Rain showers likely from Sunday through Tuesday
Thursday, June 27, 2019
Only several days removed from our last snowfall in Steamboat Springs on this past Sunday, I can finally talk about summer weather! A disturbance from the south will increase the chances of rainfall starting later Sunday and Monday, while a disturbance to our north will continue those increased chances on Tuesday. Drier air should be around for Wednesday and Thursday, the Fourth of July, before rainfall chances increase again as we head into the long holiday weekend, courtesy of the North American Monsoon.
A large and cold storm currently in the Pacific Northwest will split into several pieces over the next several days thanks to incoming Pacific energy and cold air moving southward from just south of the Arctic Circle. The storm will undergo a complicated evolution, but our area will be spared most of the forecast uncertainty as a sprawling ridge of high pressure encompassing much of the U.S. shunts most of the storm to our north. Unlike last week, this is representative of average summer weather.
Ahead of the storm, we should see mostly sunny and dry weather with breezy southwest winds for the rest of today and Friday.
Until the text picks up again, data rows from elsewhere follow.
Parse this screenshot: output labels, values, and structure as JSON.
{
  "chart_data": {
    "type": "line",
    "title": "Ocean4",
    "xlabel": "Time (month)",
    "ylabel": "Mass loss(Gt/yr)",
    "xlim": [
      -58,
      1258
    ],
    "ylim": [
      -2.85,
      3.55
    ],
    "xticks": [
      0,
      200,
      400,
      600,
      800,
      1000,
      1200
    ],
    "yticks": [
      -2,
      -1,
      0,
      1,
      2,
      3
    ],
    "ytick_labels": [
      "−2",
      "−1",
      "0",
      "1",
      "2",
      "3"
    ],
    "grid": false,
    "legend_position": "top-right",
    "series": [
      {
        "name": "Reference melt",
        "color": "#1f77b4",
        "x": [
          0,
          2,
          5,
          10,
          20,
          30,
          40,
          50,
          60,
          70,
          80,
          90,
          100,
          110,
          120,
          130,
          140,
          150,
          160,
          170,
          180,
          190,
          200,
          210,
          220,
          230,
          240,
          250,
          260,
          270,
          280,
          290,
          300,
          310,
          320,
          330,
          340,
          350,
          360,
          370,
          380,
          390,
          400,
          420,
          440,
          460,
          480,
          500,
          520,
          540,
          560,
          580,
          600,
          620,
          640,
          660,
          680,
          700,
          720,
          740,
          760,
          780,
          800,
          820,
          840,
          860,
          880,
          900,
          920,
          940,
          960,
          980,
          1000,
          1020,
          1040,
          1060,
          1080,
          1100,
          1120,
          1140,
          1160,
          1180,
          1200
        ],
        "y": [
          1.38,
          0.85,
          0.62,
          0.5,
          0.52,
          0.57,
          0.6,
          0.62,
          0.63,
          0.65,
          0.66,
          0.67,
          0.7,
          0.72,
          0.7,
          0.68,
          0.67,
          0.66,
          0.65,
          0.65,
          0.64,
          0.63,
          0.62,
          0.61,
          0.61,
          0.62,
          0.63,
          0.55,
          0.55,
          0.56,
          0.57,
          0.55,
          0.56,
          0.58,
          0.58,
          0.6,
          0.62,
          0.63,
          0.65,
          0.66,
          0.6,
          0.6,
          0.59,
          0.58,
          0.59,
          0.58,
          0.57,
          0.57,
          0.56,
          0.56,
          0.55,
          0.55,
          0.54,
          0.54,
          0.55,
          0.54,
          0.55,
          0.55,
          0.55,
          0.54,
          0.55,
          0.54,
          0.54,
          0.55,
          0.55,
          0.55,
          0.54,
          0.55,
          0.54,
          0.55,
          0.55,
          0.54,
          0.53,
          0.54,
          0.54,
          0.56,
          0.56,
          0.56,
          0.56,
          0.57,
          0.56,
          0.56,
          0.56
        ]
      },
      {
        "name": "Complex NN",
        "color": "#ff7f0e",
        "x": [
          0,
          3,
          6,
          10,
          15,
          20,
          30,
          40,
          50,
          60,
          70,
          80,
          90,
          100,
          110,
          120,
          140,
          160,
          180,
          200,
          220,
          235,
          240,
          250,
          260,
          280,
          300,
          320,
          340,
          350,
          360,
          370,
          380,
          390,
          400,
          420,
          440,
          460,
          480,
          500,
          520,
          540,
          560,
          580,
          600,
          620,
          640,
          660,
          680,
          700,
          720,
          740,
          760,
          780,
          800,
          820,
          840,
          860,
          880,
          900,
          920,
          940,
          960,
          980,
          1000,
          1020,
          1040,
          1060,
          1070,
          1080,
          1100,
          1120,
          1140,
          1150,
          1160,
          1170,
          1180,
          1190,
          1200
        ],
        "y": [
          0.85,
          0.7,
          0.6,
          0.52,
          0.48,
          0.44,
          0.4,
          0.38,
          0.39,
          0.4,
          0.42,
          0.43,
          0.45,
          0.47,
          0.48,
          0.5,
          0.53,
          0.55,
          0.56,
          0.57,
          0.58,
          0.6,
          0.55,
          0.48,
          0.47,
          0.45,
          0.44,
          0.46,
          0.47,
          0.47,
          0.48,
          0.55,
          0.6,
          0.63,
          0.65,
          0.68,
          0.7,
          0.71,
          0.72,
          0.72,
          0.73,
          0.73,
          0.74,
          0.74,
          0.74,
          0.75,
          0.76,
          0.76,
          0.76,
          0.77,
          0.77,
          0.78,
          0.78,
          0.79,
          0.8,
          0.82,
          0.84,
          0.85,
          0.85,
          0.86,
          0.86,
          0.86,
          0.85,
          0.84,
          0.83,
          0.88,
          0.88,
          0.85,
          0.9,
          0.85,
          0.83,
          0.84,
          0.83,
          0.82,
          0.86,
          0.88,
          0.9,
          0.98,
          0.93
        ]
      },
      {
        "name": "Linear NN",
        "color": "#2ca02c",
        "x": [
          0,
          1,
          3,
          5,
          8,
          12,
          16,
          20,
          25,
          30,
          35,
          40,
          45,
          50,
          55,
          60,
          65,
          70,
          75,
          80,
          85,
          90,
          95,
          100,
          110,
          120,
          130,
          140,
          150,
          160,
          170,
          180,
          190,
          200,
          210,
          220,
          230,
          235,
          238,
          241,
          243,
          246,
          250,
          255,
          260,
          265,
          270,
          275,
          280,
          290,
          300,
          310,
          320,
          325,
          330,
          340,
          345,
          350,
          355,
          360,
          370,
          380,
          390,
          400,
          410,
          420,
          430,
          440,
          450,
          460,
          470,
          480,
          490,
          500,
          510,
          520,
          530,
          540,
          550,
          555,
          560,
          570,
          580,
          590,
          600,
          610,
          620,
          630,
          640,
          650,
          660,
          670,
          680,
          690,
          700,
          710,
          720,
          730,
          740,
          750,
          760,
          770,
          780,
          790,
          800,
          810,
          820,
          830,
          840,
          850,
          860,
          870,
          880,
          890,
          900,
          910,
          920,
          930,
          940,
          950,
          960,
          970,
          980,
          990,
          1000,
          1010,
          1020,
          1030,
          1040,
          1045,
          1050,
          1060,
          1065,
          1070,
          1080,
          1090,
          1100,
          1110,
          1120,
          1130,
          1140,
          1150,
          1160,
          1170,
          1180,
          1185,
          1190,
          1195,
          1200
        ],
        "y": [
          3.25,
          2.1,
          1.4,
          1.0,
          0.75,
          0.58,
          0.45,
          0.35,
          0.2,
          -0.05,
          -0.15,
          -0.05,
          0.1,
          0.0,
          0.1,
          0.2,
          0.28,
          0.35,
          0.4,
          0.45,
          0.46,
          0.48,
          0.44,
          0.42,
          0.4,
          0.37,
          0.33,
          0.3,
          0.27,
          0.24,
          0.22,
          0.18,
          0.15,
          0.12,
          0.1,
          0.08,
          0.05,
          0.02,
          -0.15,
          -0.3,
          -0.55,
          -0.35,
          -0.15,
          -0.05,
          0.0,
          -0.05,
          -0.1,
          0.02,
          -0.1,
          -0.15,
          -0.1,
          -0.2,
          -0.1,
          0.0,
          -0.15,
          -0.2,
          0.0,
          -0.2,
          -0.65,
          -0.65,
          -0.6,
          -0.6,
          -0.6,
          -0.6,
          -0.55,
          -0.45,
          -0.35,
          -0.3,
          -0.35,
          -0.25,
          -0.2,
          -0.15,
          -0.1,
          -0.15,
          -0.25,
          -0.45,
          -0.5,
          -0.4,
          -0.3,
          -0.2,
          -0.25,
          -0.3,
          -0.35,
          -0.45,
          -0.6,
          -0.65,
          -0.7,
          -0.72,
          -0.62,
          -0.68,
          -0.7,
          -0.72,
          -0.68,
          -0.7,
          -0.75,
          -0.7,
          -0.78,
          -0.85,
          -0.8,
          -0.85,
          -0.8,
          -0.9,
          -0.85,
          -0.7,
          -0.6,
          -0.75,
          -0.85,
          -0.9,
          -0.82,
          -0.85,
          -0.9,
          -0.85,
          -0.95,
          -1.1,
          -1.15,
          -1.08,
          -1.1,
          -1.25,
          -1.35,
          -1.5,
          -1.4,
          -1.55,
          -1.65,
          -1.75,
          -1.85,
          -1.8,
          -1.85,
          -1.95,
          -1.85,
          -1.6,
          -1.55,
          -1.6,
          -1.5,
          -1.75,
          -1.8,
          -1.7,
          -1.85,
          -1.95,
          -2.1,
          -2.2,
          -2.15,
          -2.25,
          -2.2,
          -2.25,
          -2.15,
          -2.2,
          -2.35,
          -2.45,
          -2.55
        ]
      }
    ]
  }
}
On Saturday, the remnants of Alvin, the first subtropical storm of the season that originated off the western coast of Mexico, will travel along the western periphery of the ridge of high pressure and increase moisture over our area.
There may be some chance of showers Saturday afternoon and evening as the remnants of Alvin approach, but much better chances emerge on Sunday and Monday as the subtropical disturbance passes overhead.
Winds will decrease and swing to be more from the west on Monday and northwest on Tuesday as a piece of the old Pacific Northwest storm mixes with the cold air originally from the Arctic Circle and treks across the Canadian Plains. A weak cool front is forecast to move across our area later Tuesday or early Wednesday, and good shower chances will continue ahead of and along the front.
Drier air moves in from the west behind the front on Wednesday and Thursday, Independence Day, before moisture is again forecast to increase heading into the holiday weekend, this time from the south as the North American Monsoon develops. After three major snowstorms that contained inch per hour snowfall rates at the higher elevations for about twenty hours or so around May 22, May 29 and June 21, it appears the atmosphere is returning to some sort of normalcy with the on-time arrival of the monsoon.